Cláudia Lage diz assim: “Máscaras, simulacros, onde forjamos uma realidade que nos diz mais do que a nossa. Disfarçados de outros, alcançamos a nós mesmos.” (Labirinto da palavra, 2013. Pág. 9).

Procedimentos como o vice conceito, a esteticidade seletiva, um roteirizar, podem ajudar esses ensaios de vida nova, por onde alguém se exercita, com a ajuda de subterfúgios contraditórios com seu cotidiano, em ensaios para reencontrar-se com suas possibilidades existenciais.  

Talvez assim, no tempo que ainda resta, com a força dos desajustados, se possa reencontrar os sonhos nas noites sem lua, nas páginas da literatura incompreendida, na vertigem de uma vida que não se vê, mas suspeita existir. Quem sabe até melhorar as coisas ao redor, amar como se não houvesse amanhãs. As poéticas da singularidade, quando encontram sua melhor versão, apreciam saborear uma porção improvável de paraíso.    

Cláudia Lage lembra Cortázar: “(...) nunca esteve preocupado em acertar ou errar, mas sim em estar de acordo com a sua visão literária.” (Labirinto da palavra, 2013. Pág. 64). 

Ao ser levado pelas propostas de ser bem-sucedido, na ótica dos princípios de verdade, uma pessoa pode desviar-se de sua condição de maior intimidade, passando a desempenhar atividades que possam lhe alcançar alguma recompensa na comunidade dos desavisados. Sendo reféns das mesmas verdades, seguem multiplicando velhos ensinamentos sem pensar.   
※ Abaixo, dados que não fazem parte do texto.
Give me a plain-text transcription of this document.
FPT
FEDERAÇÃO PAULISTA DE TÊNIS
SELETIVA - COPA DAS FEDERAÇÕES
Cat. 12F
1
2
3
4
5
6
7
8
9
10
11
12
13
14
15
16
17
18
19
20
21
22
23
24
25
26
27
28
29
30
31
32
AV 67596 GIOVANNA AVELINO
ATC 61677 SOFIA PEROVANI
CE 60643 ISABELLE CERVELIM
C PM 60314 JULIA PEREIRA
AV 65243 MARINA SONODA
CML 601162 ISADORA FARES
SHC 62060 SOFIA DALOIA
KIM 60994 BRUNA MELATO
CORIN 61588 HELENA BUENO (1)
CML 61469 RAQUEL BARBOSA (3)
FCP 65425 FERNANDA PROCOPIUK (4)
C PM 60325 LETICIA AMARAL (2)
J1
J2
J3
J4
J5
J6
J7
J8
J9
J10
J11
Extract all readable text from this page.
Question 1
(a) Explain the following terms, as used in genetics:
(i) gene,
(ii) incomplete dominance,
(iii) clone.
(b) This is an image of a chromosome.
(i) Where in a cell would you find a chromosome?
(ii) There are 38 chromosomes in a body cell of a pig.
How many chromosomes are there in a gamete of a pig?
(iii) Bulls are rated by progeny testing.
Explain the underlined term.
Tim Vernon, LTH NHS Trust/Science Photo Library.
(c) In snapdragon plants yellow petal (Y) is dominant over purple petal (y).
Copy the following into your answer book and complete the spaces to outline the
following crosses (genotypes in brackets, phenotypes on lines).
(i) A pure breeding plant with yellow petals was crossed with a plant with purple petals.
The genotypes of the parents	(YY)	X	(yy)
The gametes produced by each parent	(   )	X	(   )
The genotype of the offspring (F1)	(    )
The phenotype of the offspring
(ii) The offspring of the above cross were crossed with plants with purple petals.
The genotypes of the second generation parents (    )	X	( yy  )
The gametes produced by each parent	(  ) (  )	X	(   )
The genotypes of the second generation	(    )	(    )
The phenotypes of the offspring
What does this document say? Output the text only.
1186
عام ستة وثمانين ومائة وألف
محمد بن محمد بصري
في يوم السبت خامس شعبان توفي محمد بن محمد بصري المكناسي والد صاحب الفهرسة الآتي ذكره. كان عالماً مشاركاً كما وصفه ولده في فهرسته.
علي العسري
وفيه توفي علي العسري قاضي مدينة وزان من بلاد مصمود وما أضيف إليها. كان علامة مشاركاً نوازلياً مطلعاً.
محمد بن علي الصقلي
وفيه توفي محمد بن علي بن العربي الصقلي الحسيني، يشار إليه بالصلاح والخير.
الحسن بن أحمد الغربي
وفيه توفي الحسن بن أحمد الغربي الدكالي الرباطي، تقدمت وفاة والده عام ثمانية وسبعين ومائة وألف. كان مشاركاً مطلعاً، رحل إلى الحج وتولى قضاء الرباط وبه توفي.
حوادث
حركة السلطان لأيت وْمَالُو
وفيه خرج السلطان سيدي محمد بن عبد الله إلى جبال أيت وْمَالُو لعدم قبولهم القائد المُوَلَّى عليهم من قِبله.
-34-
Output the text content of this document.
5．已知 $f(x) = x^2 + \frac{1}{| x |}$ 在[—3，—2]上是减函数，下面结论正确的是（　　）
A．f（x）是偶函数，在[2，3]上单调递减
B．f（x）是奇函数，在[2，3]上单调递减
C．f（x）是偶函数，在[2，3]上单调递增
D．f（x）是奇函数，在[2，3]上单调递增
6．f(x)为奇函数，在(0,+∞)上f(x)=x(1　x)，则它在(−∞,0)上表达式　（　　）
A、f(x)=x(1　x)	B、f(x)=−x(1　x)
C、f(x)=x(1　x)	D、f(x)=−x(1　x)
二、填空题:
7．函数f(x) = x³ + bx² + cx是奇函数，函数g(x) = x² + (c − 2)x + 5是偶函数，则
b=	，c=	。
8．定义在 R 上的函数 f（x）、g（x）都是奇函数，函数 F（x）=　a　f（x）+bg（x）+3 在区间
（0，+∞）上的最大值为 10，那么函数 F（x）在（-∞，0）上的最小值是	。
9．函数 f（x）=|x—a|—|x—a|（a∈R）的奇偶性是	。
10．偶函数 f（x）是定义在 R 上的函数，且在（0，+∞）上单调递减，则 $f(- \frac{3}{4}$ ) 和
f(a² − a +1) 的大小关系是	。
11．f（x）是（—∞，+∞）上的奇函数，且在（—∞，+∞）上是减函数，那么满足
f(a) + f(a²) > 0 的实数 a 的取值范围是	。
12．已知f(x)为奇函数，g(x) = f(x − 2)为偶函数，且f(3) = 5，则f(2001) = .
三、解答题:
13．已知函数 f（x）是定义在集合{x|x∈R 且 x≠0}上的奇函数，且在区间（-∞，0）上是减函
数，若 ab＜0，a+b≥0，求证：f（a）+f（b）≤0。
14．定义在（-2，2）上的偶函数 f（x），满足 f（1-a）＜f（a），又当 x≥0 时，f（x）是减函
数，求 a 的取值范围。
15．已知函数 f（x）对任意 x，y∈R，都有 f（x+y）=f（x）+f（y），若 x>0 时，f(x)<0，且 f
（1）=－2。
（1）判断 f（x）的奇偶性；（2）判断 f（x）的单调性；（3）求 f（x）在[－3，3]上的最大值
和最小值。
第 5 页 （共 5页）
Para ser inteiro consigo mesmo, em meio a tanta distorção de sua expressividade, pode ser preciso navegar por águas desconhecidas, localizar e aprender a ler a geografia subjetiva de sua singularidade. Vivenciar as rotas de autodescoberta para um endereço existencial incomparável, onde ser sujeito de sua história não seja um crime ou pecado, punido com o fogo das classificações ideológicas.